Hahahaha are you some sour head that i have ripped apart in the past ?
comment thread

“If you take a loss as a loss, you’re not gaining anything from it. Just a sour head. To take a loss and learn from how you lost, then it’s a teaching moment.”
athlete’s philosophy

I’m inclined to see eggcornicity in “sour” for “sore” in some of these cases. I assume there are a number of “sour” for “sore” variations, some of which may be eggcorns. Here’s another variation:

Because of this little differences in heigth you use the same muscles all the time, what gives you sour feet and legs.
account of hiking

They are ideal to massage sour feet after a long day.
product description

It was very dry and hard on their feet. On the way down we realised that Chika and Gaia had some problems and they had really sour feet, almost with no skin left.
mountain journal

Here’s a variation in the opposite direction, “sore expression” for “sour expression”:

Baby Sore Expression
YouTube video title

I look JUST like Posh. Short black dress, loads of boobs, sore expression.
celebrity silliness

He remembered Donghyuck mentioning it once with a sore expression, disliking the fact that his brother was leaving.

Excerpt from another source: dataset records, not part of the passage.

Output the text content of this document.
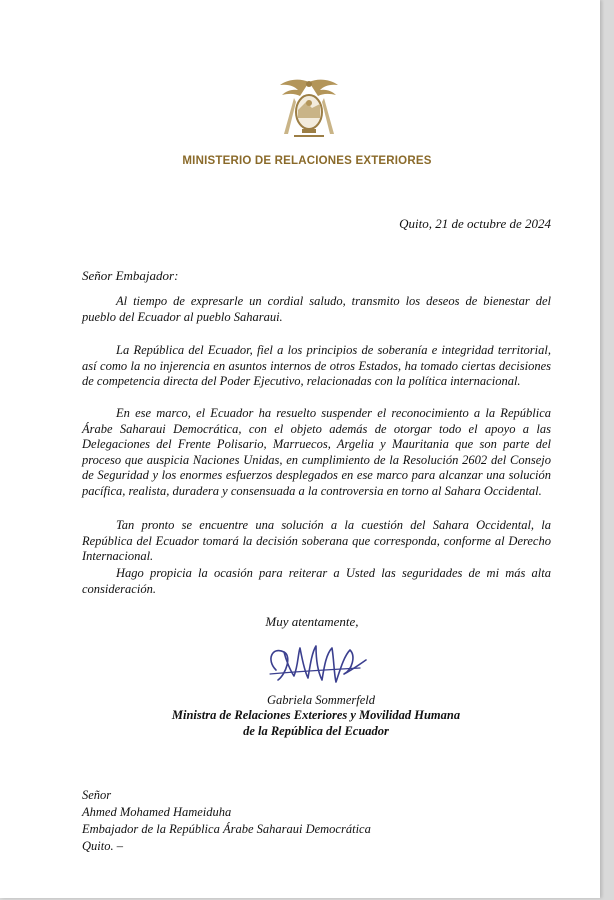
MINISTERIO DE RELACIONES EXTERIORES
Quito, 21 de octubre de 2024
Señor Embajador:

Al tiempo de expresarle un cordial saludo, transmito los deseos de bienestar del pueblo del Ecuador al pueblo Saharaui.

La República del Ecuador, fiel a los principios de soberanía e integridad territorial, así como la no injerencia en asuntos internos de otros Estados, ha tomado ciertas decisiones de competencia directa del Poder Ejecutivo, relacionadas con la política internacional.

En ese marco, el Ecuador ha resuelto suspender el reconocimiento a la República Árabe Saharaui Democrática, con el objeto además de otorgar todo el apoyo a las Delegaciones del Frente Polisario, Marruecos, Argelia y Mauritania que son parte del proceso que auspicia Naciones Unidas, en cumplimiento de la Resolución 2602 del Consejo de Seguridad y los enormes esfuerzos desplegados en ese marco para alcanzar una solución pacífica, realista, duradera y consensuada a la controversia en torno al Sahara Occidental.

Tan pronto se encuentre una solución a la cuestión del Sahara Occidental, la República del Ecuador tomará la decisión soberana que corresponda, conforme al Derecho Internacional.

Hago propicia la ocasión para reiterar a Usted las seguridades de mi más alta consideración.

Muy atentamente,
Gabriela Sommerfeld
Ministra de Relaciones Exteriores y Movilidad Humana
de la República del Ecuador
Señor
Ahmed Mohamed Hameiduha
Embajador de la República Árabe Saharaui Democrática
Quito. –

The Urban Dictionary has the relationship between “sore loser” and “sour loser” amusingly ass-backwards (Google Ngram couldn’t even find an example of “sour loser”):

sour loser
The origin of the word “sore loser”. This much makes more sense than using the phrase with a “sore” in it. Sour comes from the phrase, “Sour grape”. A big misconception of that figure of speech.
the Urban Dictionary



#6 2017-04-08 19:42:22

Dixon Wragg
From: Cotati, California
Registered: 2008-07-04
Posts: 1277

Re: sore grapes << sour grapes

DavidTuggy wrote:

“crying over sour milk” (also well-attested) is a reasonable half-step from “spilt milk” to “sour grapes”. Naturally, “split milk” occurs too…

The vegan community has added another non-dairy option to the ever-growing list: a grain-derived potable known as spelt milk.